Scalable bayesian shadow tomography for quantum property estimation with set transformers
This work addresses scalable quantum property estimation for quantum computing, offering a novel method that improves accuracy in resource-limited settings.
The authors tackled the problem of estimating quantum state properties from measurement data without full reconstruction, by integrating classical shadows with a set transformer to correct bias in estimators. Their Bayesian approach achieved over 99% reduction in mean squared error compared to classical shadows alone in few-copy regimes for tasks like GHZ state fidelity and Rényi entropy estimation.

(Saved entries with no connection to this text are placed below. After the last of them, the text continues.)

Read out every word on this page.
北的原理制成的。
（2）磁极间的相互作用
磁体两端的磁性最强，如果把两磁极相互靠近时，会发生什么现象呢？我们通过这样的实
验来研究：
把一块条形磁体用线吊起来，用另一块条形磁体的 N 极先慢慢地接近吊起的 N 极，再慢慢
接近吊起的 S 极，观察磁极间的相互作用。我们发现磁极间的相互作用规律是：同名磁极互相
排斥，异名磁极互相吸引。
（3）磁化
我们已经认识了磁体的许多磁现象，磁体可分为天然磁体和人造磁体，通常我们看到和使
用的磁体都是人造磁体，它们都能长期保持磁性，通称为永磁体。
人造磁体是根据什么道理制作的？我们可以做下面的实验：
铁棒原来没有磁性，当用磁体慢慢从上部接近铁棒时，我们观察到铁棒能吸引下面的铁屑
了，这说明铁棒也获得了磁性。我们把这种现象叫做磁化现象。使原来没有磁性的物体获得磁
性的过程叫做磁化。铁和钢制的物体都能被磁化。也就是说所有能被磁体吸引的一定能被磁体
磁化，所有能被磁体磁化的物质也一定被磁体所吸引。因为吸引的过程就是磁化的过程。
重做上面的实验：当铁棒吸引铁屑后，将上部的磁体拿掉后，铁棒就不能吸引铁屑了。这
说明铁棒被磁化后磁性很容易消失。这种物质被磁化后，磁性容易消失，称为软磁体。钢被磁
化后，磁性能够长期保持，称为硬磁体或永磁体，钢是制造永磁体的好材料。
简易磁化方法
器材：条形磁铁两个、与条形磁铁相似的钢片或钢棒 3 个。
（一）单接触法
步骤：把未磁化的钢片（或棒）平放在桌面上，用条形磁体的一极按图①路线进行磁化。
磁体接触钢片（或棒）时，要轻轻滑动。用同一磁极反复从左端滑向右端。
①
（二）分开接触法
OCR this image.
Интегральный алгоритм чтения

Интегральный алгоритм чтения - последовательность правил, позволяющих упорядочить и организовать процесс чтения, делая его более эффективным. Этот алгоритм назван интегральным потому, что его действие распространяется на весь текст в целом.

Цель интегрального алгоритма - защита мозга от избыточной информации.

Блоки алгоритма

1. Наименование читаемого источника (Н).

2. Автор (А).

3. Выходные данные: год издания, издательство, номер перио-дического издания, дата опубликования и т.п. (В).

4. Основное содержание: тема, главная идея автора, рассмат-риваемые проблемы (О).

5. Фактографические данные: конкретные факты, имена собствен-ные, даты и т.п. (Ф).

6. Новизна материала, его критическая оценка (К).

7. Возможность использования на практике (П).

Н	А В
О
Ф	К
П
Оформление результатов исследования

A scalable Bayesian machine learning framework is introduced for estimating scalar properties of an unknown quantum state from measurement data, which bypasses full density matrix reconstruction. This work is the first to integrate the classical shadows protocol with a permutation-invariant set transformer architecture, enabling the approach to predict and correct bias in existing estimators to approximate the true Bayesian posterior mean. Measurement outcomes are encoded as fixed-dimensional feature vectors, and the network outputs a residual correction to a baseline estimator. Scalability to large quantum systems is ensured by the polynomial dependence of input size on system size and number of measurements. On Greenberger-Horne-Zeilinger state fidelity and second-order Rényi entropy estimation tasks -- using random Pauli and random Clifford measurements -- this Bayesian estimator always achieves lower mean squared error than classical shadows alone, with more than a 99\% reduction in the few copy regime.